Throughout my life relationships flowed in and out like the ocean tide. Even family (I have relatives scattered across the globe; in Germany, Florida, Georgia and Utah). So what about marriage?
Relationships in general start out strong, the discovery-of-another-human an intriguing and intoxicating journey. Some people in our lives become constants, steadfastly with us like the North Star, while others move on like constellations (okay, I know it's really the earth that is moving) weaving in and out of our lives like the seasonally shifting night sky.
Sometimes they reappear, other times they just disappear. But often they just move on. Reasons vary; relocation, illness, divorce and death.

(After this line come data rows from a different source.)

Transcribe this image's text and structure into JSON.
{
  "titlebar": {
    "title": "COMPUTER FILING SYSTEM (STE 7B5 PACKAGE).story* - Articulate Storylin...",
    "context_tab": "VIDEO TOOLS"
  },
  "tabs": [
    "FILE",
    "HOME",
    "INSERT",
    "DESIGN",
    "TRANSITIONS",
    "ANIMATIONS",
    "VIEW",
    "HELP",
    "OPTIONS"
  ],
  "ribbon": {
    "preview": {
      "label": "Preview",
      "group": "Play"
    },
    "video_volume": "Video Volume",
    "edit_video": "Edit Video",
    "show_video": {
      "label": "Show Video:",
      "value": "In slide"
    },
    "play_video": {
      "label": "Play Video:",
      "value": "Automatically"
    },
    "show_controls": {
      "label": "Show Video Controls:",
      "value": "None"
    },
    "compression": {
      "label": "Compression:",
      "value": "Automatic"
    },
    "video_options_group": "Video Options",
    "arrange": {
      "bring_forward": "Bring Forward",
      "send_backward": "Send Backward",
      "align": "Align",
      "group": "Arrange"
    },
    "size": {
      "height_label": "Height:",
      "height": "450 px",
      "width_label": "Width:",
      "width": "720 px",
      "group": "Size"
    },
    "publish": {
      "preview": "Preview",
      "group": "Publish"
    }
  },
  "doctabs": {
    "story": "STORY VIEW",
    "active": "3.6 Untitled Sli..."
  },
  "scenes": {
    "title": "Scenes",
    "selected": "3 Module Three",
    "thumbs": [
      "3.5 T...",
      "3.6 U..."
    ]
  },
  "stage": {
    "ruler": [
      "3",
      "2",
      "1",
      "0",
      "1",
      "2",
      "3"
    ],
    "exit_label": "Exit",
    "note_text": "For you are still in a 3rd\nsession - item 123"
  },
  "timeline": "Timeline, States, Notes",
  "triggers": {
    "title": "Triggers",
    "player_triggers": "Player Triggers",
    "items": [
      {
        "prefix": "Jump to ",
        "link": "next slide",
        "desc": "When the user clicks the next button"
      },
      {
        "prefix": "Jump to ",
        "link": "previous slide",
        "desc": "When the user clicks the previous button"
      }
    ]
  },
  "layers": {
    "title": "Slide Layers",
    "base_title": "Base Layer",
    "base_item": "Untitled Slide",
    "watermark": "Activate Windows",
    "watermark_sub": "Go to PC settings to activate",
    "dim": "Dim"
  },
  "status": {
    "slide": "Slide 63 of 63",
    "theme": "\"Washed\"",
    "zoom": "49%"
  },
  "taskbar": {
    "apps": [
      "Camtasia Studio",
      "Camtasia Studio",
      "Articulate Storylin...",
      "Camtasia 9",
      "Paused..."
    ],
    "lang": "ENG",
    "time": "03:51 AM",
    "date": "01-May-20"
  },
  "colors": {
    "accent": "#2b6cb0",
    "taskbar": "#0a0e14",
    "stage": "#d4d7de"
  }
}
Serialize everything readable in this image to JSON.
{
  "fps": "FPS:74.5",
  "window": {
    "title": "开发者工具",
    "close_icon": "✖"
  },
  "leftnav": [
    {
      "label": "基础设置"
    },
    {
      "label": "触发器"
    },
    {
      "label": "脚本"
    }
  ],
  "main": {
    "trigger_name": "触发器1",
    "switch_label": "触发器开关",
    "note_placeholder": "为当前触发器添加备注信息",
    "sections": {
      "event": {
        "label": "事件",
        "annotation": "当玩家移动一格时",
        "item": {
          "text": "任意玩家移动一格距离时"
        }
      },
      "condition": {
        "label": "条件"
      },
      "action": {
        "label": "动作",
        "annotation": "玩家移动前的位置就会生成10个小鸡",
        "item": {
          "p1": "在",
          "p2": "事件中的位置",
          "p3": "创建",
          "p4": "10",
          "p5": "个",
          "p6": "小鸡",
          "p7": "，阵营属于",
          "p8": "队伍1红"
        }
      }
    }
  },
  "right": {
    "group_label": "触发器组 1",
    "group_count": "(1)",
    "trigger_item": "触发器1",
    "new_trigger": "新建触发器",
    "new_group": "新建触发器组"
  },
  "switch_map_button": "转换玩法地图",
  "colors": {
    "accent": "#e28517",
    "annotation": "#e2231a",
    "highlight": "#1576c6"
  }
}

Our family moved a lot growing up because Dad was in the military, but even when we stayed put friends drifted in and out as people developed new interests.
What this means for me is, I don't need to grieve so deeply over the losses. Which was a struggle for a very long time because when my 'forever marriage' transitioned to divorce, it seemed complicated because children were involved. And I held strong beliefs about keeping a ‘together team‘ of husband and wife raising the healthiest children possible.
As things changed I struggled with the dissolution of what we had created together. Would we tear the family we had created apart? How would we help them navigate the stormy seas of adolescence and young adulthood? How could we continue to parent while pursuing separate lives? If our children couldn't count on us to be their constants in this unpredictable world, who could they count on?
I used to believe God was the answer, but my experience was that he didn't protect you from 'bad things' happening either. So I'm thinking they need to learn to count on themselves to be able to handle whatever life brings them and trust that they are okay, because they are LOVED -- by us, by God and the world at large -- and therefore safe.
When I joined the LDS faith, I was ready to start a family. I wanted to raise healthy, happy children; spiritually, emotionally, and physically. For me that meant within a religious framework, a sort of protective life-support network.
And I loved the way it felt in the early years of the marriage; the security of our religious practices, the guidelines providing a sweet, safe arena to raise children. But as our relationship stumbled and I found myself living with an increasingly unhappy husband -- blaming me for his unhappiness -- eventually I began blaming myself until I was drowning in self-doubt.
For a long time I had leaned on my faith for strength, but eventually felt betrayed not only by my partner but by God when things got worse. And in the process, lost faith in myself.
So this is where I find myself today. Bobbing back to the surface of life’s currents, unwilling to waste any more precious energy looking for blame. Still navigating the seas of parenthood, I want to instill in our children a deep abiding faith in themselves, so that no matter what happens in this uncertain world, they will know that they are fine and loved and protected, just as they are, with nothing to change. Unless they want to.
So, is marriage forever? My answer is yes, if it works out that way. And no, if it works out that way. Reality sort of comes first, because as Byron Katie says, “When you argue with reality you lose, every time.”
And when I drop the arguing, I am free to take the best of what is left and move on.